Amid questions about the legality of such betting, Vulcun shut down, but not before Whinston was introduced to Clinton Foy, a Los Angeles-based venture capitalist. The pair bought an existing esports business, Team 8, and renamed it the Immortals, bringing in investors including Peter Levin, an executive at Lions Gate Entertainment Corp., and a venture capital fund affiliated with the rock band Linkin Park. Foy said he had to sign leases on property for the Immortals because no landlords would rent to the boyish CEO.
Noah’s father Michael Whinston, who now teaches at the Massachusetts Institute of Technology, said he and his wife tried to talk their son out of leaving school. The senior Whinston now feels his son was right. “I’m an economist,” Michael Whinston said. “He passed the market test.”
The Immortals now fields teams playing four games, including Valve Corp.’s Dota 2 and Nintendo Co.’s Super Smash Bros. The company failed to win a League of Legends franchise, despite having a team in a prior version of the league and seeming like a shoo-in to everyone in the industry. “I won’t lie, I’m disappointed, even a little heartbroken, in not being able to participate,” Whinston said in a video statement to fans.
In an online chat with fans, Riot Games esports executive Chris Hopper declined to discuss why some teams didn’t make the cut, calling the decision “really difficult.”
Esports competitions generate money from ticket sales, corporate sponsorships and team merchandise. The Immortals’ sponsors come from the video game world: HP Inc., chairmaker LF Gaming and Bloody Gaming, which sells mouses and other accessories. Stein’s Team Liquid has 12 sponsors including Monster Beverage Corp. listed on its website.
Whinston’s company houses its two dozen pros in an apartment building in Marina Del Rey.

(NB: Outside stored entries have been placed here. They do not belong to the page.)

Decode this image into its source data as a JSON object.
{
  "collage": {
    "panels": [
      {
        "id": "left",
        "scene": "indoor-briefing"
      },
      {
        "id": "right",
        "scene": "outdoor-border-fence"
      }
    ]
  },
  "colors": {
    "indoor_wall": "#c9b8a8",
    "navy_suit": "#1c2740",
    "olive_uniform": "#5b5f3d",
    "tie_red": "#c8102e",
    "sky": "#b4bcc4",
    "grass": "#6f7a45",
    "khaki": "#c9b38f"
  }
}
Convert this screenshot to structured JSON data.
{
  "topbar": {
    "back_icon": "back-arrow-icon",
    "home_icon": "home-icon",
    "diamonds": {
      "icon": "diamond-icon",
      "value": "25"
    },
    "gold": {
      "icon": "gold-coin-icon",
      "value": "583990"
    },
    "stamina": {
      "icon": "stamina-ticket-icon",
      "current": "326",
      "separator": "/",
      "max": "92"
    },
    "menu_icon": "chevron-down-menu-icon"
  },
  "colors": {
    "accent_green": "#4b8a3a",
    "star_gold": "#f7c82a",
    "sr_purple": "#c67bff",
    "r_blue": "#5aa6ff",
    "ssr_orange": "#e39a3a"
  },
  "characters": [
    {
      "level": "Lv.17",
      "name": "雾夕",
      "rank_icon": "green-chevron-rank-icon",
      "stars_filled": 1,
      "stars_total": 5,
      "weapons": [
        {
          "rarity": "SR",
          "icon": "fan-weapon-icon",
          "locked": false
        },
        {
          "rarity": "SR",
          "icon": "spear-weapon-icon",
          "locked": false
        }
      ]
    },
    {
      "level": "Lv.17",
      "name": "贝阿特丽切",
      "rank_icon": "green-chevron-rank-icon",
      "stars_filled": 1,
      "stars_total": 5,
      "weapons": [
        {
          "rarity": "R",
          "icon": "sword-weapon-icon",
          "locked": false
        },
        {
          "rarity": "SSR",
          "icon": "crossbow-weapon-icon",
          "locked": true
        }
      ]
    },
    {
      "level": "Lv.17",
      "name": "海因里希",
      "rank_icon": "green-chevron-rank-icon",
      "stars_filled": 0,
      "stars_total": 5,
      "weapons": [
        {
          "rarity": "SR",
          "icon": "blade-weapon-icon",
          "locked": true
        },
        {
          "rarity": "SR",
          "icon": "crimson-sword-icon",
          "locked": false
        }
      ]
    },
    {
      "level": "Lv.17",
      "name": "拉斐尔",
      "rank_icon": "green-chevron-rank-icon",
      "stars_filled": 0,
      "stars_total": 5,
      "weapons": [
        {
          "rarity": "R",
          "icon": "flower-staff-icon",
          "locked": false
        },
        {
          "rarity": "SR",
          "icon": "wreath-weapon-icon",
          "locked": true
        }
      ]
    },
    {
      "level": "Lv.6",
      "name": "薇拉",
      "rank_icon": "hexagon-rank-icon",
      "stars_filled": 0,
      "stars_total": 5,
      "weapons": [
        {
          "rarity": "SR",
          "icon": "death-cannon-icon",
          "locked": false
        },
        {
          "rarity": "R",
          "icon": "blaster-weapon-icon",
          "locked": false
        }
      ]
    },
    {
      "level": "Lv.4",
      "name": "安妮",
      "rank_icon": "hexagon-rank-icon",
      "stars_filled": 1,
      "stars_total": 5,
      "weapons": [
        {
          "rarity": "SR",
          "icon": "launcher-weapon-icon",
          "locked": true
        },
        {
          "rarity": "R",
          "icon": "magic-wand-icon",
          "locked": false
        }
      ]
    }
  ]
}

Players practice from 10 a.m. to 6 p.m. at the Immortals’ Culver City campus. They scrimmage and in some cases play other teams, working from inside a handful of garage-like “pods.” Lunch and dinner are provided. Physical therapists and sports psychologists are on call.
The 20,000-square-foot property is among the first standalone training facilities for esports. Previously players lived and practiced in houses rented by the company. Whinston lived in one with nine other people. “I lasted 18 months,” he said. When the new Overwatch League season starts, teams will compete in a theater Activision leases in Burbank, California.
Whinston said his approach to picking teams involves a mix of data and human dynamics. Eight of his 11 Overwatch players are under 20 years old, green even by esports standards. Seb Barton, a U.K. native who goes by the name Numlocked, is an elder statesman at 24. He’s an important part of the team, Whinston said, because his effusive personality rallies others when they’re not performing well.
“We’re not looking to go out there, sign the biggest name free agents, and just try to throw them in a room and hope it all works out,” Whinston said. “We’re not the New York Yankees of esports. We’re not trying to be.”